期待の若手たちが試合に出られない…空前の大補強、鷹で懸念される“ベンチ漬け”
近藤の加入で柳町や正木、上林、周東らの出場機会が激減?
2年ぶりのリーグ奪還を目指したソフトバンクは今季、目前まで迫りながらも最終戦で頂点を逃す悔しい結果になった。来季のリーグ優勝、日本一を目指して、このオフは大型補強を敢行。FAで近藤健介と嶺井博希を獲得し、ロッテから自由契約となったロベルト・オスナ、阪神から自由契約となったジョー・ガンケルが加入することも決まった。また、ウイリアン・アストゥディーヨ、コートニー・ホーキンスも加わる。

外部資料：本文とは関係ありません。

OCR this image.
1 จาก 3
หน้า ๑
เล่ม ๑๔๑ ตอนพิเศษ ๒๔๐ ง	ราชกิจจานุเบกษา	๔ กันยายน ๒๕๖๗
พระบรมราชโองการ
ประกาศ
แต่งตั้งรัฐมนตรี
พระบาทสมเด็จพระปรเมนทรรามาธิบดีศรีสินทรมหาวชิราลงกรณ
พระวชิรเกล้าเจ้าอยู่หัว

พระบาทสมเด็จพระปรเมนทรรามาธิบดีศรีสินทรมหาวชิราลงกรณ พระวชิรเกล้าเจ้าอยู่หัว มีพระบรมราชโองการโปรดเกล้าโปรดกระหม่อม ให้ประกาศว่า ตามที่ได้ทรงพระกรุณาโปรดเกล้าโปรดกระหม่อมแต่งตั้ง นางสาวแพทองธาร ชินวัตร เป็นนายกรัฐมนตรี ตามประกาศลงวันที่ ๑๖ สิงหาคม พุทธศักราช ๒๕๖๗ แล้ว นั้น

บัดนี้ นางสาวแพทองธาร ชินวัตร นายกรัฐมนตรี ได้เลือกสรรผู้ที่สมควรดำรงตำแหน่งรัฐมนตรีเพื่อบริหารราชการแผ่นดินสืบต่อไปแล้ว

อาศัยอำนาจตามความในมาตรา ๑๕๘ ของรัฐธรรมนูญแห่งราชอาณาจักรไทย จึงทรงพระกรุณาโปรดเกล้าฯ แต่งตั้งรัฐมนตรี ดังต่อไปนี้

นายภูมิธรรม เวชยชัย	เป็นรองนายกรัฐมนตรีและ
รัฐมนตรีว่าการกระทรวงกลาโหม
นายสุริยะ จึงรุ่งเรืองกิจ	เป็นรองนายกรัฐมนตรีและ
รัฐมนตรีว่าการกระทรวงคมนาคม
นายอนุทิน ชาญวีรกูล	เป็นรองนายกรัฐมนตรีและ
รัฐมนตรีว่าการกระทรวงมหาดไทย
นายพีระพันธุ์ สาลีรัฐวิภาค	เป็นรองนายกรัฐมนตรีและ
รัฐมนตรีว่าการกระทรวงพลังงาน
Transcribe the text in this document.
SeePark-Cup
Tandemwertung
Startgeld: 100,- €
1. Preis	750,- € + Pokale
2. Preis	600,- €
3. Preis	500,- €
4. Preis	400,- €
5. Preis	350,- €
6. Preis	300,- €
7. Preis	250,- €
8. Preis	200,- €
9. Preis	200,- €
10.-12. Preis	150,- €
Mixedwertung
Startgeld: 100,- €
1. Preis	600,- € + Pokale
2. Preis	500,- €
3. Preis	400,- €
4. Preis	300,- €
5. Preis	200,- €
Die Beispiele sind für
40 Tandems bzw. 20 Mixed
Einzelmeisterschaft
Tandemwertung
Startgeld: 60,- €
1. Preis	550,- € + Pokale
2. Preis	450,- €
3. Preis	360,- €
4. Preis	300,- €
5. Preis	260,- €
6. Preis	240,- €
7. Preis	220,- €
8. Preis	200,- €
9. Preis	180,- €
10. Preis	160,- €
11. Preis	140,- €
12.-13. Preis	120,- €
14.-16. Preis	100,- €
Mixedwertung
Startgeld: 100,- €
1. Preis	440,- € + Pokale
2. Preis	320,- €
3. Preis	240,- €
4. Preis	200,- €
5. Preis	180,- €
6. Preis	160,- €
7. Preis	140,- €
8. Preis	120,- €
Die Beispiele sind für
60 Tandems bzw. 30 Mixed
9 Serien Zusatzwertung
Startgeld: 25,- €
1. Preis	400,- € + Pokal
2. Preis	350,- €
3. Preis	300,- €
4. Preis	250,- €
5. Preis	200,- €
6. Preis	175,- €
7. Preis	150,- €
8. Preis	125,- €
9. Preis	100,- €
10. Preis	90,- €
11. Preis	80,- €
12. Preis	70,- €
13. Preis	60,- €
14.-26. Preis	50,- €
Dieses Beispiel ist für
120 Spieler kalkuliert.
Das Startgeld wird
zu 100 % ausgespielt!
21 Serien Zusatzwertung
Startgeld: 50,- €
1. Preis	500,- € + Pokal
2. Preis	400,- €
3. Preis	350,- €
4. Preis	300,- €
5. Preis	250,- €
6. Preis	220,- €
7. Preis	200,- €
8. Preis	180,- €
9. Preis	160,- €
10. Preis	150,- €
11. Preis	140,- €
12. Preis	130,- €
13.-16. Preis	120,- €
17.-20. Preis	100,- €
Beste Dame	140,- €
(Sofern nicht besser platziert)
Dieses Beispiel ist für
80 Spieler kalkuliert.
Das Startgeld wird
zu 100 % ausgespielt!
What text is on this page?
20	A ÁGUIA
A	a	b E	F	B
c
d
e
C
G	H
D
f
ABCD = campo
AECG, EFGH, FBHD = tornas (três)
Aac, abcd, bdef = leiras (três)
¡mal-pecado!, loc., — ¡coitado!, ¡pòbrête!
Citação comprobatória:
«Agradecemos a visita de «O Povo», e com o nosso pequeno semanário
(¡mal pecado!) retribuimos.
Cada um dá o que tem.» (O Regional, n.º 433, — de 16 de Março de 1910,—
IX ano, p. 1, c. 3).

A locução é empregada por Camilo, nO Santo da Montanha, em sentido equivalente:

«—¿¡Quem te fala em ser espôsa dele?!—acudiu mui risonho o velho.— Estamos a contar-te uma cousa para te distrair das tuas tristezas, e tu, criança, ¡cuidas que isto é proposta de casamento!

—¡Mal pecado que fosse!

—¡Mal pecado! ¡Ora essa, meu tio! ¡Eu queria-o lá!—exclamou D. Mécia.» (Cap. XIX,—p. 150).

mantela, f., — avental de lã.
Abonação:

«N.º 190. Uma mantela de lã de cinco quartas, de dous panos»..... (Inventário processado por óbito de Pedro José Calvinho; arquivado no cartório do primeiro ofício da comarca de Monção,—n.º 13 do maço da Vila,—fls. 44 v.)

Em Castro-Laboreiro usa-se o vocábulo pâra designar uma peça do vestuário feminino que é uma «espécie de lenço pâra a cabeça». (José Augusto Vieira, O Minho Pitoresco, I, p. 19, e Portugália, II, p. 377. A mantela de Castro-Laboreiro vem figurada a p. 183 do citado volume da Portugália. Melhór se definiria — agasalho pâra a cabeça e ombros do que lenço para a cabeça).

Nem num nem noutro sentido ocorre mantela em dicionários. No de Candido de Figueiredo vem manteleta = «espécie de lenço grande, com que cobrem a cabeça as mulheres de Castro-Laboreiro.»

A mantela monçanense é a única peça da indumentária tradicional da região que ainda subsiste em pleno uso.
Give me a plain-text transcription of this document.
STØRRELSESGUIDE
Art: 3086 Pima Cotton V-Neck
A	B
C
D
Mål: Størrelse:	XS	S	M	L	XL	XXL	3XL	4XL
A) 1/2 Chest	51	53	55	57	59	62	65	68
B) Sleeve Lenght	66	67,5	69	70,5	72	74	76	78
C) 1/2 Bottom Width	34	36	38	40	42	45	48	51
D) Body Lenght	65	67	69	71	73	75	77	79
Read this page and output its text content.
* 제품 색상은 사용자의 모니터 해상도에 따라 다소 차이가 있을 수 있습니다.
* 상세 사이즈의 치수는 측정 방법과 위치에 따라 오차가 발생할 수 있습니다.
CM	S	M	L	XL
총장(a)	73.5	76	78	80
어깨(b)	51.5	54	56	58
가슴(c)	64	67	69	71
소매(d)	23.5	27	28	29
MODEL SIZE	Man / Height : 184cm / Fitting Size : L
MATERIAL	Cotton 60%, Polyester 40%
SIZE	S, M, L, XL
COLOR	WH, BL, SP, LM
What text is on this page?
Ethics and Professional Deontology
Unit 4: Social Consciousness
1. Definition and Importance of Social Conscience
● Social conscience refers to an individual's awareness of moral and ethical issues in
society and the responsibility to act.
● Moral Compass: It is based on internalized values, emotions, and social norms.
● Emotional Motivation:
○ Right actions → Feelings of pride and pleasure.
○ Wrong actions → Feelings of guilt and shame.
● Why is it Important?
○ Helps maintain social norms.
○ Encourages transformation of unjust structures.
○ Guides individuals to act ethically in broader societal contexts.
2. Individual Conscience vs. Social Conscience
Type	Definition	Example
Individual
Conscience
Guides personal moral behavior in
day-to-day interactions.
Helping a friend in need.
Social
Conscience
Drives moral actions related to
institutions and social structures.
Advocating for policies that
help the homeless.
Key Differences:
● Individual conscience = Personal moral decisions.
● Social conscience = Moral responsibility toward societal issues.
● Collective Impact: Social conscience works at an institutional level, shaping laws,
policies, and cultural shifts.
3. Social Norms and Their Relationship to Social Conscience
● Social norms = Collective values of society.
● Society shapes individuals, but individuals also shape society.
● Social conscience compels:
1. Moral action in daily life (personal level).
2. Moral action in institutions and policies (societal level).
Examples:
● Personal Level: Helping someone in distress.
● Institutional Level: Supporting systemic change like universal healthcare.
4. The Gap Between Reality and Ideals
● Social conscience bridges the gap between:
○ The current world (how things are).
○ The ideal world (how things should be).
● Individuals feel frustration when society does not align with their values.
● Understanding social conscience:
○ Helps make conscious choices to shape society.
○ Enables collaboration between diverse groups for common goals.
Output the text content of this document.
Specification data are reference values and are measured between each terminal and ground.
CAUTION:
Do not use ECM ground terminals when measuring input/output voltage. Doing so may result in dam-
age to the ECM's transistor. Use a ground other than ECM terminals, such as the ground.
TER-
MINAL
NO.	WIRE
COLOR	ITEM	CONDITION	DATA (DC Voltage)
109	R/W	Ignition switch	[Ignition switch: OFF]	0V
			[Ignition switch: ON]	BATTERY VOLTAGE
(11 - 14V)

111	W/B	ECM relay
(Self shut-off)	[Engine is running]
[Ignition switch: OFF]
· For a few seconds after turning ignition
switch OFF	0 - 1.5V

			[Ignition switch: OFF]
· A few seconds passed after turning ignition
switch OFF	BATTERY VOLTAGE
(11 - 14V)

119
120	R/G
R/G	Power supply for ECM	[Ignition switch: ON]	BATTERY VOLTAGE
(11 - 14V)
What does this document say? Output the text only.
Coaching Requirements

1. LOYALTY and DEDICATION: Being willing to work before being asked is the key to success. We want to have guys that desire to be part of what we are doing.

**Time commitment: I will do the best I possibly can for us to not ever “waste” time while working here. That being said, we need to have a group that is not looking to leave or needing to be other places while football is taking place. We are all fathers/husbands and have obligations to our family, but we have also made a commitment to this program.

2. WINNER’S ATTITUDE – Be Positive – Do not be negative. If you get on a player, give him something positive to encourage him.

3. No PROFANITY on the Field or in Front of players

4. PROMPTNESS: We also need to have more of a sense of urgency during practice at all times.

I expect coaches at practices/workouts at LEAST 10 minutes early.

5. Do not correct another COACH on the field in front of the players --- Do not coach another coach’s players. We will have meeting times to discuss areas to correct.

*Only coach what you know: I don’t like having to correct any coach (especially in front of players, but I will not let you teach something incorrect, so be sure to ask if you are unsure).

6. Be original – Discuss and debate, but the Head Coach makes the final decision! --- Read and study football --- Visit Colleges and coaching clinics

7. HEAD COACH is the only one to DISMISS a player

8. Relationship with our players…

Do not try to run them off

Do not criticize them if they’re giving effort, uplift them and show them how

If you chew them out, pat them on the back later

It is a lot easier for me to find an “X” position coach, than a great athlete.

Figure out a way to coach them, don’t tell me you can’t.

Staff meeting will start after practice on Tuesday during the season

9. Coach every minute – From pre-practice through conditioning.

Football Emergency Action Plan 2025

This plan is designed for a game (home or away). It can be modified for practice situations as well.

その中でもやはり注目は、日本ハムから移籍となる近藤だろう。高い打率と出塁率を期待できるNPB屈指のアベレージヒッターで、レギュラーとして外野の一角に入ることが確実。主に左翼での起用になると見られているが、そこで懸念されるのが期待の若手たちのチャンスの減少だ。
左翼に近藤が入り、中堅は来季からセンターに専念する牧原大成がレギュラーの最有力候補。主砲の柳田悠岐には指名打者での起用の可能性もあるが、それにしても外野の枠は限られる。今季レギュラークラスに成長した柳町達や来季2年目となる正木智也、怪我から復帰を目指す上林誠知らによる激しいレギュラー争いが勃発する。
来季は栗原陵矢が三塁手に転向することもあって、周東佑京のポジションも難しい。二塁手や外野もこなせるが、前述の通り、外野の競争は熾烈。さらに二塁手にも今季レギュラーに成長した三森大貴がおり、ポジションを奪うのは容易ではない。周東もまた難しい立ち位置に立たされそうだ。
嶺井が加入したポジションには正捕手に甲斐拓也がいる。来季は甲斐と嶺井が中心になってマスクを被ることになりそうだが、そうなると海野隆司や渡邉陸、谷川原健太といった面々の出場機会が限られてしまう。将来も見据えた上で、どうマネジメントしていくか、藤本博史監督の手腕が問われそうだ。
投手陣は千賀滉大が抜けることもあり、オスナ、ガンケルの補強は的確なものと言える。来季のV奪還は至上命令。常勝を課されているソフトバンクだけに目の前の勝利は絶対のもの。勝利を求めつつ、どう若手を融合させて育成もしていくか。注目のシーズンとなる。